1. Sufyan bin Uyainah (198 H / 813 M)
Sufyan bin Uyainah berkata: ada dua laki-laki saleh yang dapat menurunkan hujan dengan cara bertawassul dengan mereka yaitu Ibnu ‘Ajlan dan Yazid bin Yadzibin jabir. Perkataan ini diriwayatkan oleh Imam Ahmad bin Hanbal. (kitab al-‘illal wa Ma’rifah al-Rijal juz I hal. 163-164 karya Ahmad bin Hanbal)
2 Imam Abu Hanifah (80-150 H/ 699-767 M)
perkataan Abu Hanifah ketika berziarah ke Madinah dan berdiri di hadapan makam Rosulullah saw. yaitu:
“Hai orang yang termulya di antara manusia dan jin dan sebaik-baik makhluk, berilah aku kemurahanmu dan ridloilah aku dengan ridlomu. Aku merindukan kemurahan darimu, engkaulah satu2nya harapan Abu Hanifah”. (kitab al-Ziyaroh Nabawiyah hal. 56 karya Sayyid Muhammad al-Maliki).

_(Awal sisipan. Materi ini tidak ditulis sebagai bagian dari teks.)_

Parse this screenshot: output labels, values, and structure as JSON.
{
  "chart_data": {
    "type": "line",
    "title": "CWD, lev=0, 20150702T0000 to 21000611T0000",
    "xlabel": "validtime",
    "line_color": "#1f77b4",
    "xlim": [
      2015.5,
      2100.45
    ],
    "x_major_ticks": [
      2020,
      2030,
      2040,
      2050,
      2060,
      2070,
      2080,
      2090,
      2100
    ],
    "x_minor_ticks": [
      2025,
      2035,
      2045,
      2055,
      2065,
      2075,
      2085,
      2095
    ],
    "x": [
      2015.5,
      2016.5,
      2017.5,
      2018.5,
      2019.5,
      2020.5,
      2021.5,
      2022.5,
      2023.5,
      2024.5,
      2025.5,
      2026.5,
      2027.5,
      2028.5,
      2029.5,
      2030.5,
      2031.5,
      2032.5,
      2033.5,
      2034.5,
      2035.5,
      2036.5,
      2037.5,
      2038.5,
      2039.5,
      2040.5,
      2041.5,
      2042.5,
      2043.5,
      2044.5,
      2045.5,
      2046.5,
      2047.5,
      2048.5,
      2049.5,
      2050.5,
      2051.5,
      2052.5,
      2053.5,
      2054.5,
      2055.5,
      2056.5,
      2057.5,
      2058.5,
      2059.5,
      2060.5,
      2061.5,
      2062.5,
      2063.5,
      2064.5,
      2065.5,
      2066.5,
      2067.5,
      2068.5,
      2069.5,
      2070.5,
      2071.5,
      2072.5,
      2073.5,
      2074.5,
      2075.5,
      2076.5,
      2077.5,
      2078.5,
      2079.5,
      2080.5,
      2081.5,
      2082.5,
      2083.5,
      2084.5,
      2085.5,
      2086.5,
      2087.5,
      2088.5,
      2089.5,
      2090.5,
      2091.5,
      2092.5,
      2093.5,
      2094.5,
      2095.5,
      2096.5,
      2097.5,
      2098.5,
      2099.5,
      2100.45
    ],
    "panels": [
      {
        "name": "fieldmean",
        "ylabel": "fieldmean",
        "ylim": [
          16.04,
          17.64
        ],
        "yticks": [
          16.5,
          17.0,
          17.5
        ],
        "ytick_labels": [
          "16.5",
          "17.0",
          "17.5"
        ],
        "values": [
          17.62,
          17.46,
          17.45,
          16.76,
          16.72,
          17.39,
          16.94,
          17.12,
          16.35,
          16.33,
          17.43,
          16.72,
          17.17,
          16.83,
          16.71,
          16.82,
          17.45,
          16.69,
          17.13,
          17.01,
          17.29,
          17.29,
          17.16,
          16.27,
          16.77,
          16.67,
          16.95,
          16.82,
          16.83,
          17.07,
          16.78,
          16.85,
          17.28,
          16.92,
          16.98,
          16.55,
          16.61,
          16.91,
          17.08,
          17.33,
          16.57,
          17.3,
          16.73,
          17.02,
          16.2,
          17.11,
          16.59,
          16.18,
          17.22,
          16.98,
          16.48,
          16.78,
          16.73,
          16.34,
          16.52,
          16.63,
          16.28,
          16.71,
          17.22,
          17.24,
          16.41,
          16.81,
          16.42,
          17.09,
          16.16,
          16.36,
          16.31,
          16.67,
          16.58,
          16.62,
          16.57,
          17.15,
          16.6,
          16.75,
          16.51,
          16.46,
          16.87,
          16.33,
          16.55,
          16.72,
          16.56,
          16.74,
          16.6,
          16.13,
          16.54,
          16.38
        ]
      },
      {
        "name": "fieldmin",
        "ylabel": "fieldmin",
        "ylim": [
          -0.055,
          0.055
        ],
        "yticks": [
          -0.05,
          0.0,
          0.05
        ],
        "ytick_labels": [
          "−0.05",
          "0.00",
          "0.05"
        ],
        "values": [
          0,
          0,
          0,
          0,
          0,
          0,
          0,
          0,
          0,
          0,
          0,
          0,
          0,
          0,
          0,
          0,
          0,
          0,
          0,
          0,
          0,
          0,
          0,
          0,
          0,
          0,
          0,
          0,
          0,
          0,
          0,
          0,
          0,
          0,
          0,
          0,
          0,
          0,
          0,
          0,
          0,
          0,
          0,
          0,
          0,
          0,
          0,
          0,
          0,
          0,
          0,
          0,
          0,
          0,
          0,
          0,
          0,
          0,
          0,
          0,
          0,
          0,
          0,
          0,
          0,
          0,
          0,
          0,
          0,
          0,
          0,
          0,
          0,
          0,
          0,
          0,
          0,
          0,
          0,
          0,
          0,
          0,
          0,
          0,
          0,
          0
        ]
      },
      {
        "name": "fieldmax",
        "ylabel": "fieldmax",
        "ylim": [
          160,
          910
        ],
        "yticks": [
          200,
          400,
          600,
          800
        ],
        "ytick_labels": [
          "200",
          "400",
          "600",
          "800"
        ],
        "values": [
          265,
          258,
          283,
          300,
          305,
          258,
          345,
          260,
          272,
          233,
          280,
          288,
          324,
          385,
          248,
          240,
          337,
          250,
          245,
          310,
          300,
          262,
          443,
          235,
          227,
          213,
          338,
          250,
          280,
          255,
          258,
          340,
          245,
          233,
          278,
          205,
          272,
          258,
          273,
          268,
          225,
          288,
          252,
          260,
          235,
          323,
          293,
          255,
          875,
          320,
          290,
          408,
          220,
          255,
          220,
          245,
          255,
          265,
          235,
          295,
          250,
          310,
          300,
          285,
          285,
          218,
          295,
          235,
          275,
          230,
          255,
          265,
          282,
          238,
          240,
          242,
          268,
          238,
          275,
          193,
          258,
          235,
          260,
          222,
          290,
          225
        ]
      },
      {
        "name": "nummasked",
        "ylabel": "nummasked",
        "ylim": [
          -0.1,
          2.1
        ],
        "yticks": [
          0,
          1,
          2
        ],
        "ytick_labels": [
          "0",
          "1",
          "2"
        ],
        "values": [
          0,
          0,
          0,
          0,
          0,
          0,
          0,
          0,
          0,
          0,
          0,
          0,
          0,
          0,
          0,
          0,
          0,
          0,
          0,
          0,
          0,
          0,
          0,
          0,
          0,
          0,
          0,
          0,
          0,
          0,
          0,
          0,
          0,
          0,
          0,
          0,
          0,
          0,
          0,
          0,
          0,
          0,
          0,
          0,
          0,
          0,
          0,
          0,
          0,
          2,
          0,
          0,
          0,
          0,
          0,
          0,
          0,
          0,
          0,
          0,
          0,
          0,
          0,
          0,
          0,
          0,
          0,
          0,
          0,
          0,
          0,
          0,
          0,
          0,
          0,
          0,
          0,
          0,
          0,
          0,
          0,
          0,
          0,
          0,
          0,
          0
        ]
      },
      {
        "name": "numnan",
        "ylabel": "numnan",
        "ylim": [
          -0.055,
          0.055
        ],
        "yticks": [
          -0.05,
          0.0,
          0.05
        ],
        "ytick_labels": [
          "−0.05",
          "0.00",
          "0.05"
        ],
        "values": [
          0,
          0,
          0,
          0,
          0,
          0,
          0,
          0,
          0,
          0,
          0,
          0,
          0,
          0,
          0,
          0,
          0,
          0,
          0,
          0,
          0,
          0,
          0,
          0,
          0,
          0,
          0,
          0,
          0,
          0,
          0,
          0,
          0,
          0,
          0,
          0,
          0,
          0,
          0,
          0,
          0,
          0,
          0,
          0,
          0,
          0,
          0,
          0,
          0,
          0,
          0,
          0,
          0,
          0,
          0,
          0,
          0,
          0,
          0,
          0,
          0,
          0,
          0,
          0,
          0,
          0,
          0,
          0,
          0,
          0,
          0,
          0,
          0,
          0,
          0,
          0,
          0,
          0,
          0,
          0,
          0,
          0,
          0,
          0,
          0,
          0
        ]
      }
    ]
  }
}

3. Imam Syafii (150-204 H/ 767-819 M)
“Dari Ali bin Maimun beliau berkata: Aku telah mendengar Imam Syafii berkata: Aku selalu bertabarruk dengan Abu Hanifah dan mendatangi makamnya dengan berziarah setiap hari. Jika aku mempunyai hajat, maka aku menunaikan sholat 2 rokaat, lalu aku datangi makam beliau dan aku memohon hajat itu kepada Allah di sisi makamnya,sehingga tidak lama kemudian hajatku segera terkabulkan” (kitab Tarikh al-Baghdad juz I hal. 123 dengan sanad yang shohih, karya al-Hafidz Abi Bakr Ahmad bin Ali).
4. Abu Ishaq bin Ibrahim bin Ishaq al-Harby (198-285 H/813-898 M)
Ibrahim al-Harby berkata: Makam Ma’ruf al-Karkhy adalah obat penawar yang sangat mujarab (maksudnya datanglah ke makam Ma’ruf al-Karkhy, sebab berdo’a di sisinya banyak manfaatnya dan dikabulkan (Kitab Tarikh al-Islam hal.1494 karya Abu Abdillah Muhammad bin Ahmad bin Utsman)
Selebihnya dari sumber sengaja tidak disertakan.